O meu primeiro amor

Como sempre acontecia, invariavelmente por volta das quatro e meia e cinco da tarde a turma se reunia para separar os times para a “cerca”. Campeonato diário que era realizado no campinho da várzea.

As regras eram bem simples. Separavam-se aos garotos presentes em grupos de seis, claro, um no gol e cinco na linha, meninas não entravam, eram muito choronas, delicadas demais. Separados os times, normalmente em torno de quatro ou cinco equipes, no período de férias o número era bem maior. Dois entravam em campo, os demais esperavam encostados ou sentados no cercado que circundava o campinho, daí a origem do nome de “cerca” para a competição. O tempo de jogo durava dez minutos ou quando um dos times marcasse dois gols, ou seja, dez minutos ou dois gols, se desse empate decidia-se em pênaltis. Não tinha necessidade de árbitro desde que último voluntário, às carreiras, entrou esbaforido pela janela de sua casa, justificadamente, na opinião dos jogadores, perseguido pelos inconformados integrantes dos dois times com a incompetência do “juiz”.

E qual era a graça do jogo?

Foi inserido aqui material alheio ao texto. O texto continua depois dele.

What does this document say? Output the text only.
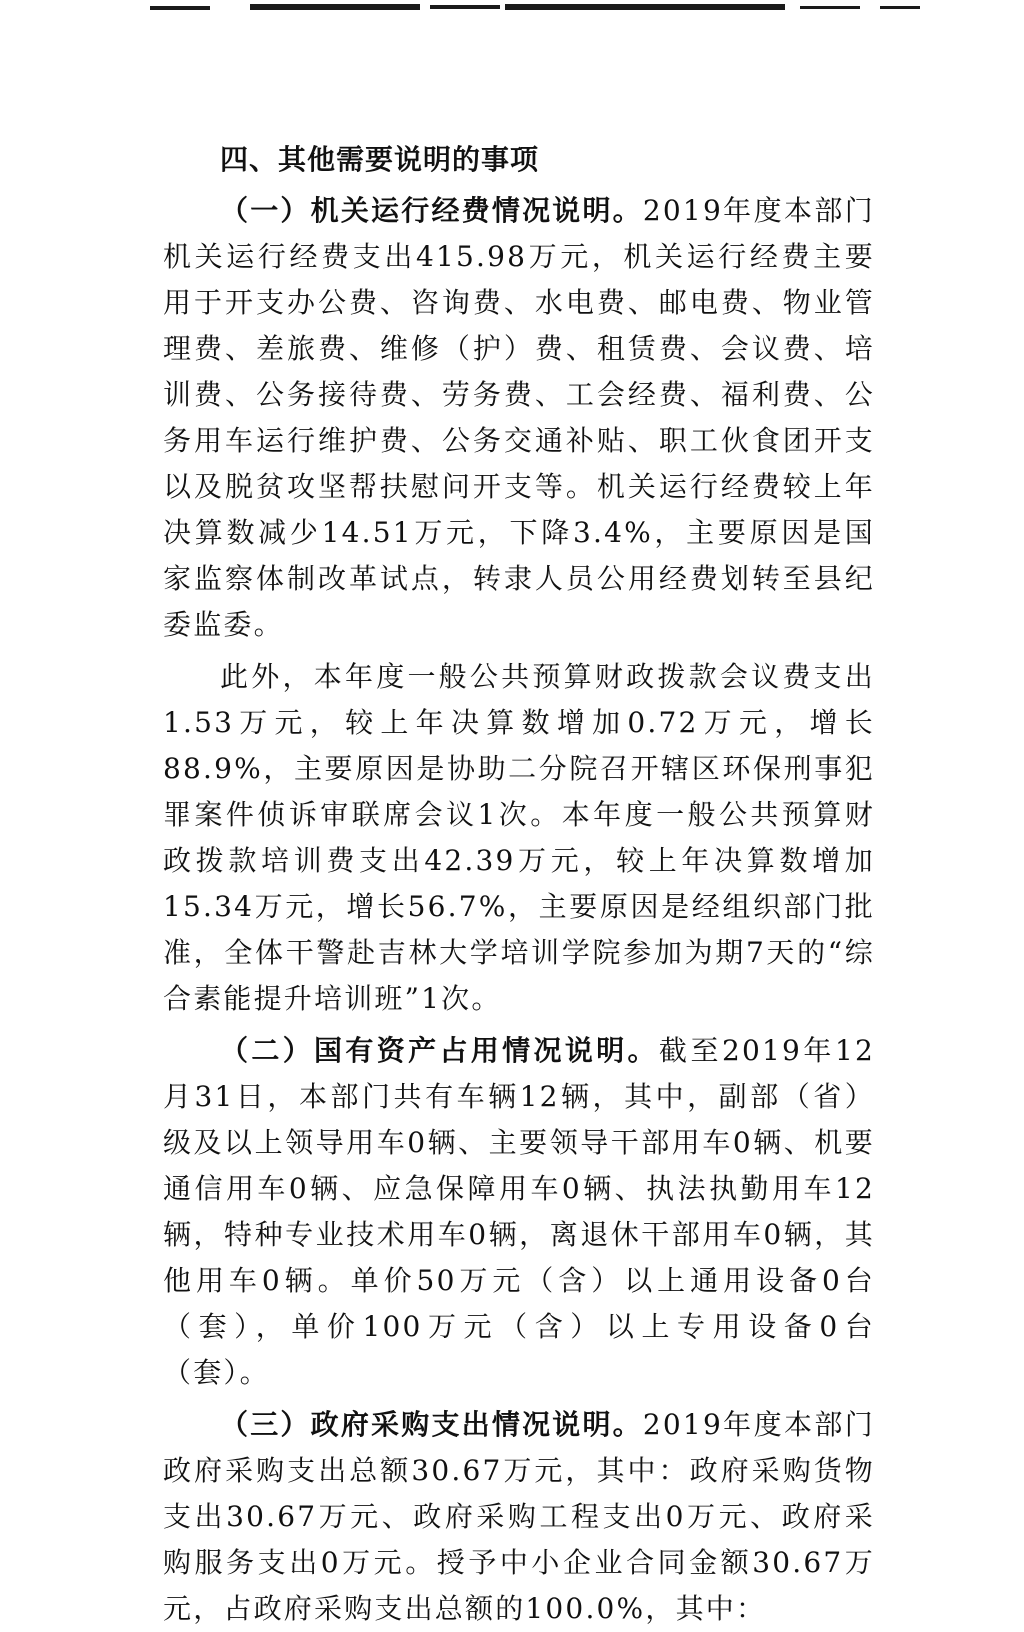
四、其他需要说明的事项

（一）机关运行经费情况说明。2019年度本部门机关运行经费支出415.98万元，机关运行经费主要用于开支办公费、咨询费、水电费、邮电费、物业管理费、差旅费、维修（护）费、租赁费、会议费、培训费、公务接待费、劳务费、工会经费、福利费、公务用车运行维护费、公务交通补贴、职工伙食团开支以及脱贫攻坚帮扶慰问开支等。机关运行经费较上年决算数减少14.51万元，下降3.4%，主要原因是国家监察体制改革试点，转隶人员公用经费划转至县纪委监委。

此外，本年度一般公共预算财政拨款会议费支出1.53万元，较上年决算数增加0.72万元，增长88.9%，主要原因是协助二分院召开辖区环保刑事犯罪案件侦诉审联席会议1次。本年度一般公共预算财政拨款培训费支出42.39万元，较上年决算数增加15.34万元，增长56.7%，主要原因是经组织部门批准，全体干警赴吉林大学培训学院参加为期7天的“综合素能提升培训班”1次。

（二）国有资产占用情况说明。截至2019年12月31日，本部门共有车辆12辆，其中，副部（省）级及以上领导用车0辆、主要领导干部用车0辆、机要通信用车0辆、应急保障用车0辆、执法执勤用车12辆，特种专业技术用车0辆，离退休干部用车0辆，其他用车0辆。单价50万元（含）以上通用设备0台（套），单价100万元（含）以上专用设备0台（套）。

（三）政府采购支出情况说明。2019年度本部门政府采购支出总额30.67万元，其中：政府采购货物支出30.67万元、政府采购工程支出0万元、政府采购服务支出0万元。授予中小企业合同金额30.67万元，占政府采购支出总额的100.0%，其中：
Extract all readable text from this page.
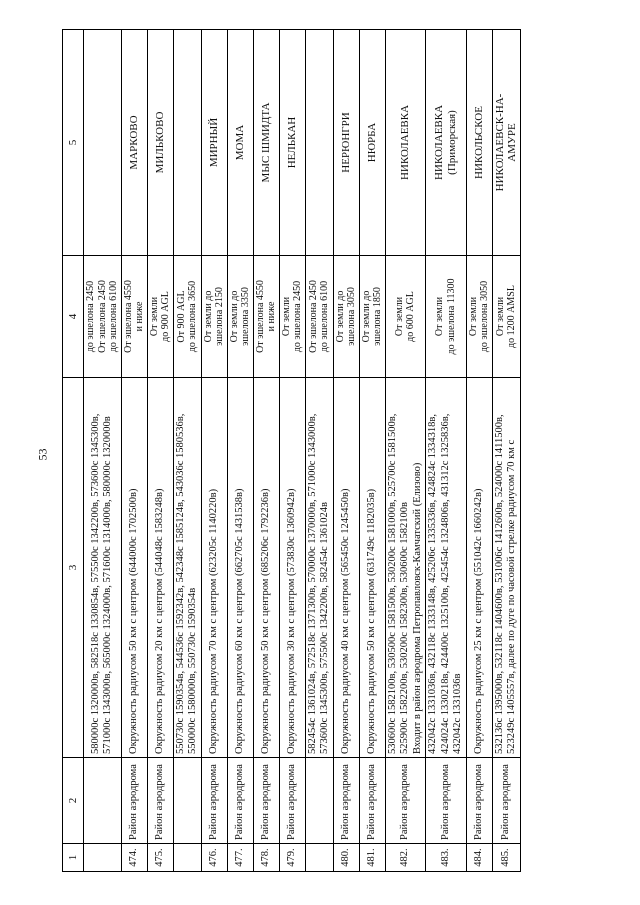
53
1	2	3	4	5

		580000с 1320000в, 582518с 1330854в, 575500с 1342200в, 573600с 1345300в, 571000с 1343000в, 565000с 1324000в, 571600с 1314000в, 580000с 1320000в	до эшелона 2450 От эшелона 2450 до эшелона 6100	

474.	Район аэродрома	Окружность радиусом 50 км с центром (644000с 1702500в)	От эшелона 4550 и ниже	МАРКОВО

475.	Район аэродрома	Окружность радиусом 20 км с центром (544048с 1583248в)	От земли до 900 AGL	МИЛЬКОВО

		550730с 1590354в, 544536с 1592342в, 542348с 1585124в, 543036с 1580536в, 550000с 1580000в, 550730с 1590354в	От 900 AGL до эшелона 3650	

476.	Район аэродрома	Окружность радиусом 70 км с центром (623205с 1140220в)	От земли до эшелона 2150	МИРНЫЙ

477.	Район аэродрома	Окружность радиусом 60 км с центром (662705с 1431538в)	От земли до эшелона 3350	МОМА

478.	Район аэродрома	Окружность радиусом 50 км с центром (685206с 1792236в)	От эшелона 4550 и ниже	МЫС ШМИДТА

479.	Район аэродрома	Окружность радиусом 30 км с центром (573830с 1360942в)	От земли до эшелона 2450	НЕЛЬКАН

		582454с 1361024в, 572518с 1371300в, 570000с 1370000в, 571000с 1343000в, 573600с 1345300в, 575500с 1342200в, 582454с 1361024в	От эшелона 2450 до эшелона 6100	

480.	Район аэродрома	Окружность радиусом 40 км с центром (565450с 1245450в)	От земли до эшелона 3050	НЕРЮНГРИ

481.	Район аэродрома	Окружность радиусом 50 км с центром (631749с 1182035в)	От земли до эшелона 1850	НЮРБА

482.	Район аэродрома	530600с 1582100в, 530500с 1581500в, 530200с 1581000в, 525700с 1581500в, 525900с 1582200в, 530200с 1582300в, 530600с 1582100в Входит в район аэродрома Петропавловск-Камчатский (Елизово)	От земли до 600 AGL	НИКОЛАЕВКА

483.	Район аэродрома	432042с 1331036в, 432118с 1333148в, 425206с 1335336в, 424824с 1334318в, 424024с 1330218в, 424400с 1325100в, 425454с 1324806в, 431312с 1325836в, 432042с 1331036в	От земли до эшелона 11300	НИКОЛАЕВКА (Приморская)

484.	Район аэродрома	Окружность радиусом 25 км с центром (551042с 1660242в)	От земли до эшелона 3050	НИКОЛЬСКОЕ

485.	Район аэродрома	532136с 1395000в, 532118с 1404600в, 531006с 1412600в, 524000с 1411500в, 523249с 1405557в, далее по дуге по часовой стрелке радиусом 70 км с	От земли до 1200 AMSL	НИКОЛАЕВСК-НА- АМУРЕ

Ora, a graça consistia em “gozar” na cara dos garotos dos outros times derrotados e ainda poder merendar, comer quibes e tomar suco de tamarindo na birosca do turco Mamed por conta dos times perdedores.

Durante anos e anos da década de sessenta os garotos do bairro da Baixa da União da cidade de Porto Velho, capital do então Território Federal de Rondônia, divertiam-se nos finais de tardes, fosse inverno ou verão.

O garoto Tião era considerado o melhor goleiro do bairro. Moleque franzino, tez amorenada, cabelos crespos, gestos nervosos. Possuía a agilidade de um gato. Como todo garoto da sua faixa etária, o garoto Tião gostava de tomar banho nos igarapés, caçar preá, empinar papagaio, jogar pião, brincar de rouba bandeira e o que mais aparecesse. Mas o que Tião mais gostava era de jogar bola, ele simplesmente adorava. A sensação de defender um chute do atacante na cara do gol, defender um pênalti e ver a cara de decepção do adversário era indescritível. Tião também tinha um gosto especial pelas matinês das tardes de domingo no Cine Brasil. Gostava de assistir os filmes de capa e espada e de faroestes.

Tirando a chatice de ir para escola e de ficar sob a severa vigilância da irmã mais velha enquanto fazia os deveres escolares, a vida de Tião era boa sem complicações. Uma infância feliz.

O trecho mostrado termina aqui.